I have done several tile floors in kitchens and bathrooms before but never in an unheated entrance. The HO wants 6x6 ceramic tile laid in a small(25 sq. ft.) entrance that isn't heated. It is a concrete slab that had outdoor carpet on it that was torn off. Some of the old glue is still there. What is the best way to scrape the glue off, any chemicals or just manuel labor? Should i try to heat this area when i tile it? Is there any special morter i should use or adhesive? Thanks for any advice on this.


----------



## MattCoops (Apr 7, 2006)

For cleaning up the slab, mechanical removal is better than chemicals.
Chemicals may have an adverse reaction with the thinset.
I'd use a modified thinset like Custom's Flex Bond.
And I'd use a frost proof porcelain rather than ceramic tile.

Oh, and how's the condition of the concrete slab?
Does it have any cracks? If so, are they out of plane?


----------



## ponch37300 (Oct 22, 2007)

Thanks Matt. The slab looks to be in good shape. I have used flex bond before. Thanks again for your help


----------



## lpyle (Feb 1, 2009)

*TSquare55*

I'm curious, did you install the tile in cold temperature? If yes, did you heat the subfloor and/or the space before installing the tile?

I have a homeowner wanting new ceramic tile floor installed in a bathroom located at an outside wall, with a concrete subfloor. It's January here in Ohio and the house is masonry with no insulation in the walls and no perimeter insulation around the slab. So the temperature of the concrete slab is much colder than the 55 to 60 degrees required by the thin-set adhesive manufacturer.
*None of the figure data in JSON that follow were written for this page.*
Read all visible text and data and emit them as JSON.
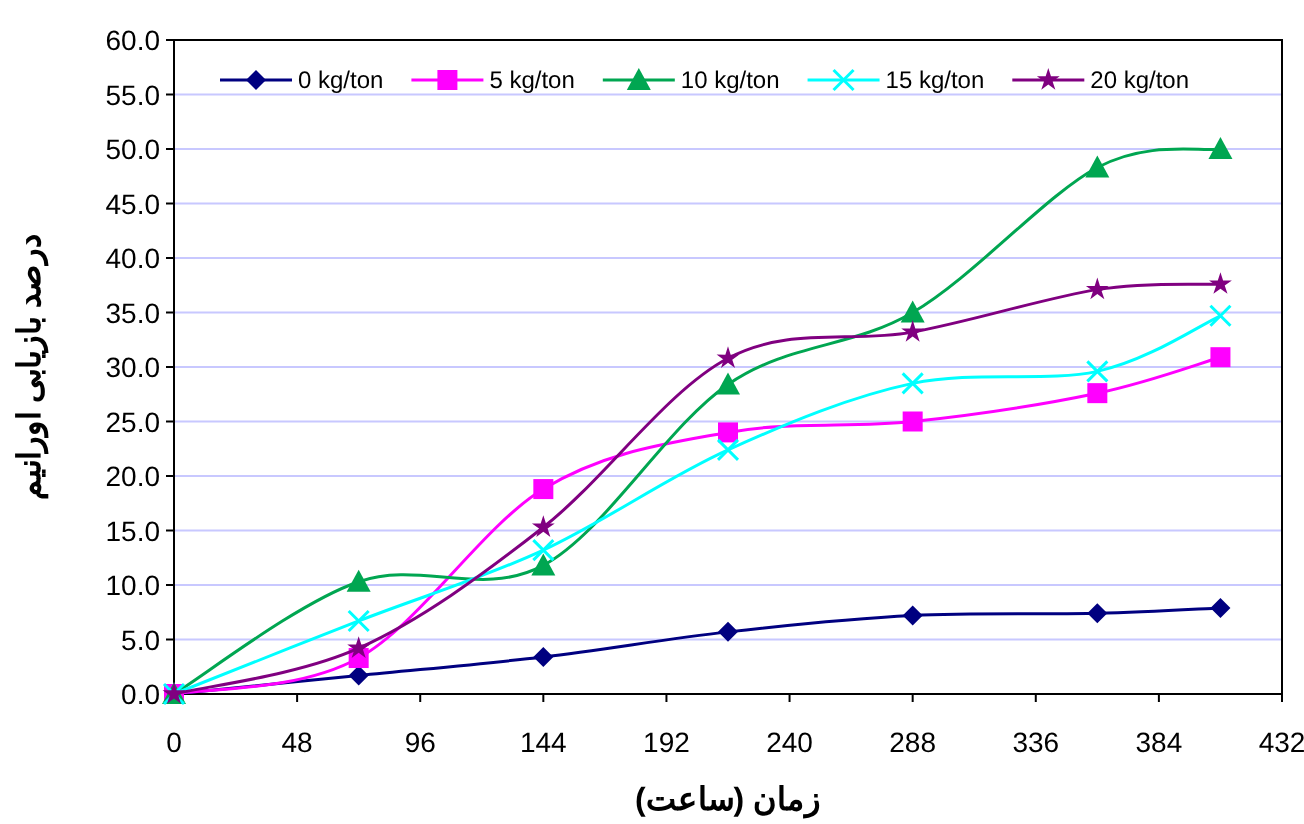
{
  "chart_data": {
    "type": "line",
    "xlabel": "زمان (ساعت)",
    "ylabel": "درصد بازیابی اورانیم",
    "x": [
      0,
      72,
      144,
      216,
      288,
      360,
      408
    ],
    "series": [
      {
        "name": "0 kg/ton",
        "color": "#000080",
        "marker": "diamond",
        "values": [
          0,
          1.7,
          3.4,
          5.7,
          7.2,
          7.4,
          7.9
        ]
      },
      {
        "name": "5 kg/ton",
        "color": "#ff00ff",
        "marker": "square",
        "values": [
          0,
          3.3,
          18.8,
          24,
          25,
          27.6,
          30.9
        ]
      },
      {
        "name": "10 kg/ton",
        "color": "#00a651",
        "marker": "triangle",
        "values": [
          0,
          10.3,
          11.8,
          28.4,
          35,
          48.3,
          50
        ]
      },
      {
        "name": "15 kg/ton",
        "color": "#00ffff",
        "marker": "cross",
        "values": [
          0,
          6.7,
          13.2,
          22.4,
          28.5,
          29.6,
          34.7
        ]
      },
      {
        "name": "20 kg/ton",
        "color": "#800080",
        "marker": "star",
        "values": [
          0,
          4.2,
          15.3,
          30.8,
          33.2,
          37.1,
          37.6
        ]
      }
    ],
    "xlim": [
      0,
      432
    ],
    "xticks": [
      0,
      48,
      96,
      144,
      192,
      240,
      288,
      336,
      384,
      432
    ],
    "ylim": [
      0,
      60
    ],
    "yticks": [
      {
        "value": 0,
        "label": "0.0"
      },
      {
        "value": 5,
        "label": "5.0"
      },
      {
        "value": 10,
        "label": "10.0"
      },
      {
        "value": 15,
        "label": "15.0"
      },
      {
        "value": 20,
        "label": "20.0"
      },
      {
        "value": 25,
        "label": "25.0"
      },
      {
        "value": 30,
        "label": "30.0"
      },
      {
        "value": 35,
        "label": "35.0"
      },
      {
        "value": 40,
        "label": "40.0"
      },
      {
        "value": 45,
        "label": "45.0"
      },
      {
        "value": 50,
        "label": "50.0"
      },
      {
        "value": 55,
        "label": "55.0"
      },
      {
        "value": 60,
        "label": "60.0"
      }
    ],
    "grid": "y",
    "legend": "top",
    "line_style": "solid"
  }
}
Does anyone have suggestions on how to warm the slab for 3-4 days?


----------



## cleveman (Dec 28, 2007)

You could just set an electric heater in there and see how that works, or (no joke), put an old electric blanket on the floor. Take temperature readings either way and see what works.


----------



## 1mancrew (Nov 17, 2008)

Along with an electric heater I would use a couple of floodlight stands directed toward the floor.


----------



## Bud Cline (Feb 12, 2006)

> It's January here in Ohio.....


Yow well It's January here in Nebraska too!! For another thirty minutes anyway.

Did you look at the dates of the posts you resurrected?

If that area is indoors and the indoors is heated I think if you'll check the temperature of the slab you find that it isn't much colder than 55 degrees and all is well for tiling. The slab isn't as cold as it feels to the touch I'm sure.


----------